El equipo de Norteamérica fue integrado por el estadunidense William Wright y los hermanos Pablo, Manuel y Eustaquio Escandón y Barrón, cuya familia se fue a vivir a Europa desde la época en la que Benito Juárez era presidente de México.

Llegaron a París y participaron, con sus propios medios. Obtuvieron un bronce luego de perder 0-8 frente al equipo Rugby, que luego sucumbiría en la final ante los Foxhunters.

Los mexicanos y el estadunidense ganaron tercer lugar porque en ese deporte los dos semifinalistas eran premiados, no con medalla de bronce como en la actualidad, sino con una charola de plata que la historia olímpica no registra paradero.

Jinetes mexicanos ganan preseas en Londres 48 y se salvan de ir a la cárcel

Apenas bajaron del podio olímpico en la pista de Wembley en 1948, los jinetes mexicanos se enteraron que no había forma de volver al país. Había dos razones poderosas: les faltaba dinero y en su país natal, ese al que le habían brindado cuatro medallas olímpicas, los había demandado por desobediencia.

Por la interrupción de la Segunda Guerra Mundial, el equipo mexicano que lideraba Humberto Mariles había entrenado diez años para ir a unos Juegos Olímpicos. Finalmente llegaba la cita de Londres, pero ahora faltaba la anuencia del presidente Miguel Alemán.

Mariles, el de mayor jerarquía, decidió que era momento de escaparse, como relató años después Alberto Valdés, integrante del equipo de salto que ganó el primer lugar.

“Si no hubiéramos ganado, Mariles se va a la cárcel. Era una orden presidencial; pero como ganamos se olvidó todo”, relató Valdés a Excélsior previo a los Juegos Olímpicos de Londres 2012.

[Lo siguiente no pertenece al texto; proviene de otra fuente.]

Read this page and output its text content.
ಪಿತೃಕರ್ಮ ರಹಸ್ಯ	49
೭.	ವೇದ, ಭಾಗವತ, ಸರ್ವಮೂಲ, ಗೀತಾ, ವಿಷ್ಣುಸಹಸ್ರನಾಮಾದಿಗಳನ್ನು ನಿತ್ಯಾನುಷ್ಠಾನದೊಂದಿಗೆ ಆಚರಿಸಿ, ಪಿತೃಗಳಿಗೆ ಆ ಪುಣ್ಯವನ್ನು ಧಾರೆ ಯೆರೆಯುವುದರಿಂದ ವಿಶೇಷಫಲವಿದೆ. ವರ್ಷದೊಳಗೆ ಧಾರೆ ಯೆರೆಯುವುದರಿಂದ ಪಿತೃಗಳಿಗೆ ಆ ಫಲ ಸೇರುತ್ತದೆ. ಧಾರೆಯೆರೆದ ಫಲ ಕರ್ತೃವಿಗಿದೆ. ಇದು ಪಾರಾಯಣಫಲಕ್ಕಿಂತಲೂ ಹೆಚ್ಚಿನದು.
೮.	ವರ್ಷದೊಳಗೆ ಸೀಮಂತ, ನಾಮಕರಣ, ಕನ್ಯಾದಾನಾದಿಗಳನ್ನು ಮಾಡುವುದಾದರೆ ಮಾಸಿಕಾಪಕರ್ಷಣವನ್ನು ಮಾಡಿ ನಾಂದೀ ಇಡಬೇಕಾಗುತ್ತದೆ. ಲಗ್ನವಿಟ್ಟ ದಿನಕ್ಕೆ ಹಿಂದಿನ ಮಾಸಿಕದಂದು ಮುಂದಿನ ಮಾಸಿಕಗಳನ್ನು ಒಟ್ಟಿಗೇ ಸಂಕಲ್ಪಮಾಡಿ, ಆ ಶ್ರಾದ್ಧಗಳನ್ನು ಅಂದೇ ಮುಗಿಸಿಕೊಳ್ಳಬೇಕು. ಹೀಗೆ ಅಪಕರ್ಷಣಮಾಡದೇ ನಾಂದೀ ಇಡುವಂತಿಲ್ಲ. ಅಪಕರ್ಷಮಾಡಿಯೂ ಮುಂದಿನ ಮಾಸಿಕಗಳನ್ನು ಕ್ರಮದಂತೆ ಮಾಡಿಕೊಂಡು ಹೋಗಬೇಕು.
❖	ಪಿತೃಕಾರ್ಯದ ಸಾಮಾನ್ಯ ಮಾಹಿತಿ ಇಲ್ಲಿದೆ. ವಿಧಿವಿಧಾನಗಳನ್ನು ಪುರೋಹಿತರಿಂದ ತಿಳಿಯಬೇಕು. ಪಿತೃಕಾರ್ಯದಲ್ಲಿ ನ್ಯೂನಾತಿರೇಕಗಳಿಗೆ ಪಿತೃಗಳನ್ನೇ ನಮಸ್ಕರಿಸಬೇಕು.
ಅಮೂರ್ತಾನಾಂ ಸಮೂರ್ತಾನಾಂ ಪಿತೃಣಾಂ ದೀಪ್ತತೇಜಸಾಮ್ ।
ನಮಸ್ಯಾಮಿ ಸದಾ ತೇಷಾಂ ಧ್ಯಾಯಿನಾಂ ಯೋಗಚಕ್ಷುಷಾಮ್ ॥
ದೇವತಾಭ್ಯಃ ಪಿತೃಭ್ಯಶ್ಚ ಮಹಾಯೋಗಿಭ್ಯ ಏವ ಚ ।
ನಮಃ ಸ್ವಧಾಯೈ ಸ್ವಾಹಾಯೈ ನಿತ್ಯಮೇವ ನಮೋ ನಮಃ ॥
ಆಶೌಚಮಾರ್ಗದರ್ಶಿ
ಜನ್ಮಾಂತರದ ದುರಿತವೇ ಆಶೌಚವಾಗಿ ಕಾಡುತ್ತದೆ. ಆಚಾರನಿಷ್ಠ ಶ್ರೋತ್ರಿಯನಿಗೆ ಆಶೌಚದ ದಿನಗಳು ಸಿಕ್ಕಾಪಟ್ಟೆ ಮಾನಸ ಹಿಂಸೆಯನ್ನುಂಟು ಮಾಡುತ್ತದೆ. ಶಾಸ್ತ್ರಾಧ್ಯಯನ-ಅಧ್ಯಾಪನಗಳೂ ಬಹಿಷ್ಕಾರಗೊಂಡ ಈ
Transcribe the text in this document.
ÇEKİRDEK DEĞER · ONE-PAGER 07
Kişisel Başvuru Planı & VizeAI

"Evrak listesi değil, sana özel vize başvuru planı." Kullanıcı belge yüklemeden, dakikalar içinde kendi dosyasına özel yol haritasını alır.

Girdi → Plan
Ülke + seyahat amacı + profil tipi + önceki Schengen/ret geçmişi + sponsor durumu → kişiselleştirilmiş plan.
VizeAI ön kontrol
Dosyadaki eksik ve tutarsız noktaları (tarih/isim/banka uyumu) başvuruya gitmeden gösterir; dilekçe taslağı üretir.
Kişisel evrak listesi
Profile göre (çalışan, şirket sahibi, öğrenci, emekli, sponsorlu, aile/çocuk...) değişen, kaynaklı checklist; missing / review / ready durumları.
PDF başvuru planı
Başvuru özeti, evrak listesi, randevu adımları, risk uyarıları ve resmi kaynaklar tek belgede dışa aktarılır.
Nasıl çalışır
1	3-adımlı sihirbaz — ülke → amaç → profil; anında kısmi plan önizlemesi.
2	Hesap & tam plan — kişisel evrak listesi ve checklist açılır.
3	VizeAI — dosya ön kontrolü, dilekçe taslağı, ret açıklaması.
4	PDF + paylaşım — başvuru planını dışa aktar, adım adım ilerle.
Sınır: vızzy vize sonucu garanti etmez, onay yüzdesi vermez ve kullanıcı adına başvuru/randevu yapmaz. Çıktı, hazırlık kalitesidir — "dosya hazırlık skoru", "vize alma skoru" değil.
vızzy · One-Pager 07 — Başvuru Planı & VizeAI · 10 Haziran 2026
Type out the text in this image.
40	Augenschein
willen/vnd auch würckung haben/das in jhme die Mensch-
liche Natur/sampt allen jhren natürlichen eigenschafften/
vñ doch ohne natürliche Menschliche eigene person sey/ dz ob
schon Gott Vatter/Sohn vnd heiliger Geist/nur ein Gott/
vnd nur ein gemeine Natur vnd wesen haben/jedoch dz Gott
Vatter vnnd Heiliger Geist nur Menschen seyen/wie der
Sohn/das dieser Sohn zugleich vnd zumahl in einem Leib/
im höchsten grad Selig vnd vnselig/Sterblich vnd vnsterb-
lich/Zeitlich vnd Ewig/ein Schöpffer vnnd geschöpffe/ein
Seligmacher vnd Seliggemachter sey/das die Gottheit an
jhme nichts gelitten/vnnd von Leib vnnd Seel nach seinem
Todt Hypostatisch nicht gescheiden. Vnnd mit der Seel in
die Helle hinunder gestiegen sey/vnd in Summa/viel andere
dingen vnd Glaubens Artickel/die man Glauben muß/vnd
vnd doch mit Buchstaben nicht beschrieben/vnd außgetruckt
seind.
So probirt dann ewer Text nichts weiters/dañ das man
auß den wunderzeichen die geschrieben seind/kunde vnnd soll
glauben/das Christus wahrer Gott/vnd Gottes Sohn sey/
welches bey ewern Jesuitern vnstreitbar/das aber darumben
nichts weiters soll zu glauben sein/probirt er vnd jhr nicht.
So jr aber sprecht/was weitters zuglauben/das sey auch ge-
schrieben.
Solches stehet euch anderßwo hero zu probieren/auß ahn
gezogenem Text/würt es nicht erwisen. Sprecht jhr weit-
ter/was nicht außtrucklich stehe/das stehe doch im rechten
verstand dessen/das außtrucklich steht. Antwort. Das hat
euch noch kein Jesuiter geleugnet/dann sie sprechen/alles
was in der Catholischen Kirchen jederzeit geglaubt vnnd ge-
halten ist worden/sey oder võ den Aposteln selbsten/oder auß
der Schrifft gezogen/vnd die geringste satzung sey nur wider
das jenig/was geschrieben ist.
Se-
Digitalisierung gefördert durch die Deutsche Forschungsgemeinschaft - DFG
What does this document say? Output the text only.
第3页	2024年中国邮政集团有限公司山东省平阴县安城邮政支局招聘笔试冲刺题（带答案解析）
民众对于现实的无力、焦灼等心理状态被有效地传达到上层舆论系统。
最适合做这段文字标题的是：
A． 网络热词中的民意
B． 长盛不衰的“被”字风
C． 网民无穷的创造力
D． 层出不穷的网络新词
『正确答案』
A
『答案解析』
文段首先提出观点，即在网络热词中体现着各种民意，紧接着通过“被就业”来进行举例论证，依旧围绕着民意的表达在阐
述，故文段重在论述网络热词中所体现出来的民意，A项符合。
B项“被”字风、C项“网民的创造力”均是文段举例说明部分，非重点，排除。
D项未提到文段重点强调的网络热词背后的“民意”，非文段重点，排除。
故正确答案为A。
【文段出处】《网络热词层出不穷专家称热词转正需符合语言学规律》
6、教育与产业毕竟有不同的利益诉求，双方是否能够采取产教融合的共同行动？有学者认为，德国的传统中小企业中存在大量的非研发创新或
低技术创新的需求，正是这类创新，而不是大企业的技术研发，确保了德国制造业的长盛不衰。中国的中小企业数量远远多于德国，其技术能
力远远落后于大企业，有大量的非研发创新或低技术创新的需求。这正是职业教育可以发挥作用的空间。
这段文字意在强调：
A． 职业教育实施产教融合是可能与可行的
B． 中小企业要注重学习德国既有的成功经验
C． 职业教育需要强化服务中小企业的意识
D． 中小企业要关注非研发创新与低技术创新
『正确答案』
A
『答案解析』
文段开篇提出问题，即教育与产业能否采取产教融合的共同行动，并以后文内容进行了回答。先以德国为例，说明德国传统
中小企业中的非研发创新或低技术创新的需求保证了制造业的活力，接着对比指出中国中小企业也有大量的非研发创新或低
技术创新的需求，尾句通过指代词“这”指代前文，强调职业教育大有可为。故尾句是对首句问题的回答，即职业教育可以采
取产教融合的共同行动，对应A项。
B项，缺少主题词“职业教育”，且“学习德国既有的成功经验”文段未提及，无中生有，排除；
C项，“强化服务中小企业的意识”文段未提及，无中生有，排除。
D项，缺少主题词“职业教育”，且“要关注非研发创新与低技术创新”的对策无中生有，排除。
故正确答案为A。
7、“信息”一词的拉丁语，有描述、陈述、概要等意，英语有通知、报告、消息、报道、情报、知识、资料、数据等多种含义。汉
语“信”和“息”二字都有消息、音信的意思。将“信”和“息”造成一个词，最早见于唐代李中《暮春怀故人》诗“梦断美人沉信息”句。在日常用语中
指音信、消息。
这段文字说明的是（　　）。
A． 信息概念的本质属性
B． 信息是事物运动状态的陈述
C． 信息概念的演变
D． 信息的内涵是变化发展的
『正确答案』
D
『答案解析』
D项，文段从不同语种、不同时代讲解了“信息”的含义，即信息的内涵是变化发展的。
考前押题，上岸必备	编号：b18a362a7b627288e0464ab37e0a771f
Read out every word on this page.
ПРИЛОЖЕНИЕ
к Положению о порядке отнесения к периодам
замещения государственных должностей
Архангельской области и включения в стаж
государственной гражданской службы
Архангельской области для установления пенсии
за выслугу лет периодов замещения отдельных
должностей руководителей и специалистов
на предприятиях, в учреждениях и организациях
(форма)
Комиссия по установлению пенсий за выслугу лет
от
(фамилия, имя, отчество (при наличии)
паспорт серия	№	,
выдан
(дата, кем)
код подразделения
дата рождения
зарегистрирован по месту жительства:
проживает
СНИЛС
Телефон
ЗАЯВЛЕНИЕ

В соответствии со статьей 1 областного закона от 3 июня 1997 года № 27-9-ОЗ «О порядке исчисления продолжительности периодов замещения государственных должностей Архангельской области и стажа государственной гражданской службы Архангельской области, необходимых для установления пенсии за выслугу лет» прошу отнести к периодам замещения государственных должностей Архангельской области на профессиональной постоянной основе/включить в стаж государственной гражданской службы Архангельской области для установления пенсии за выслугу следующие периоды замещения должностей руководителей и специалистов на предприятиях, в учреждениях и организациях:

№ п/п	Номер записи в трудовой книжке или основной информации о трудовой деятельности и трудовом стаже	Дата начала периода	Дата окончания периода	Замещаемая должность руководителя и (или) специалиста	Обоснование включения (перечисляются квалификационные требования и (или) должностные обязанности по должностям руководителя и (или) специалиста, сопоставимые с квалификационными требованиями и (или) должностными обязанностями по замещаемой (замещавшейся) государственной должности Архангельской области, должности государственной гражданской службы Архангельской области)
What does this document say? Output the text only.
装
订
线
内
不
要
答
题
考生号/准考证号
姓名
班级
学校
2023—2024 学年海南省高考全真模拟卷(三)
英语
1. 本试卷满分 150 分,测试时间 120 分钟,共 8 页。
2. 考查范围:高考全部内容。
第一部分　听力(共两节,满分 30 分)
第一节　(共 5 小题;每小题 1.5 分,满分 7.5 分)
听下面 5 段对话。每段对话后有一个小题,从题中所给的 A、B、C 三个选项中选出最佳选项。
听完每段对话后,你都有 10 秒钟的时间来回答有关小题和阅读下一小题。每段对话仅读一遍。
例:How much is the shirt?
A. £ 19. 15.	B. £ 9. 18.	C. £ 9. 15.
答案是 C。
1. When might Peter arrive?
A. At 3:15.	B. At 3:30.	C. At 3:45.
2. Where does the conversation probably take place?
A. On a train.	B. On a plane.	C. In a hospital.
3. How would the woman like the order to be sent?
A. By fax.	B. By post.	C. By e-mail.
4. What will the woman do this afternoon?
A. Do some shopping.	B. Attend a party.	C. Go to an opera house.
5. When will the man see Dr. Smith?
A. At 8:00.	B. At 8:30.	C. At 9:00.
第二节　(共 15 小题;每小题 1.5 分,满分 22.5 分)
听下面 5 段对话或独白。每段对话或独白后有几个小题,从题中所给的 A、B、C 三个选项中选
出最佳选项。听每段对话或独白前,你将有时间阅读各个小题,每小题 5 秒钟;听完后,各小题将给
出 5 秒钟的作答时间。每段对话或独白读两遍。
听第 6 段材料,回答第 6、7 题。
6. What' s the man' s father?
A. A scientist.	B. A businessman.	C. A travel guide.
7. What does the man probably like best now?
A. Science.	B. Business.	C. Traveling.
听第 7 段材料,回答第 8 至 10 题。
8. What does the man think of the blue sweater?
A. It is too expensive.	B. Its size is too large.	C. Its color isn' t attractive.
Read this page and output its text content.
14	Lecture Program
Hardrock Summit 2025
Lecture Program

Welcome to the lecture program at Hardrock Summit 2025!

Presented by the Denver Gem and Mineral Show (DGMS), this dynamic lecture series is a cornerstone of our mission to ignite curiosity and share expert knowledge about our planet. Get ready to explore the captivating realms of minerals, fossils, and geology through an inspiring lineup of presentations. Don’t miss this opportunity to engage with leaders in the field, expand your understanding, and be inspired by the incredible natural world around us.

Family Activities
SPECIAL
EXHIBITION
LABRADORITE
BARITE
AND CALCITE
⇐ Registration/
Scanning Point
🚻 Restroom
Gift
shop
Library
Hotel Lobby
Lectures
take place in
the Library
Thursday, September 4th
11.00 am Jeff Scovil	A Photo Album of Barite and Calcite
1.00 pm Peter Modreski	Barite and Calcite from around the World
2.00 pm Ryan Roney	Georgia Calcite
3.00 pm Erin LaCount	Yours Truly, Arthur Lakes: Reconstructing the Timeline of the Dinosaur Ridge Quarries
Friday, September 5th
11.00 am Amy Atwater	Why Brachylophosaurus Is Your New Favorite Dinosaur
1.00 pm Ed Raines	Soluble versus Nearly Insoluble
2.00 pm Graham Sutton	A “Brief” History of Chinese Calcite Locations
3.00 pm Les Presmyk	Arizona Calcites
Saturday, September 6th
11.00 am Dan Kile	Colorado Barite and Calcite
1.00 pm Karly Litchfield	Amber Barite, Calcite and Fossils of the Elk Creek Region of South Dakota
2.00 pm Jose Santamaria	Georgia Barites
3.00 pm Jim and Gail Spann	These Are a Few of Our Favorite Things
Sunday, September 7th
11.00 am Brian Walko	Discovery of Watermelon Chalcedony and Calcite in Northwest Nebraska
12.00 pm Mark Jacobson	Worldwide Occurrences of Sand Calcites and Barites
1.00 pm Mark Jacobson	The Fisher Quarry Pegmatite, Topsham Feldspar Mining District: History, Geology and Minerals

Valdés, Mariles y Rubén Uriza ganaron aquel año el primer oro olímpico para México, que en aquellos juegos también sumó las medallas individuales de Mariles (oro) y Uriza (plata).

El equipo de Mariles, Raúl Campero y Joaquín Solano, sumó un bronce en la competencia de los tres días.

En aquella travesía londinense, los mexicanos conocieron a la realeza británica antes de competir, triunfaron entre 14 países representados y para volver se aprovecharon de una embarcación que tenía destino americano.

“Nos preguntaban que cuándo regresábamos. Mariles les dijo que debíamos vender un caballo para sacar lo que costaba el viaje. Entonces le dijeron a un capitán de barco que iba a Nueva York que tenía que llevar los caballos de los mexicanos. Meses después llegamos a casa”, reveló Valdés. “El día que llegamos el Presidente hizo que pusieran nuestros lugares enfrente de él para comer, si no hubiéramos ganado nos mandan derechito al bote”, ironizó.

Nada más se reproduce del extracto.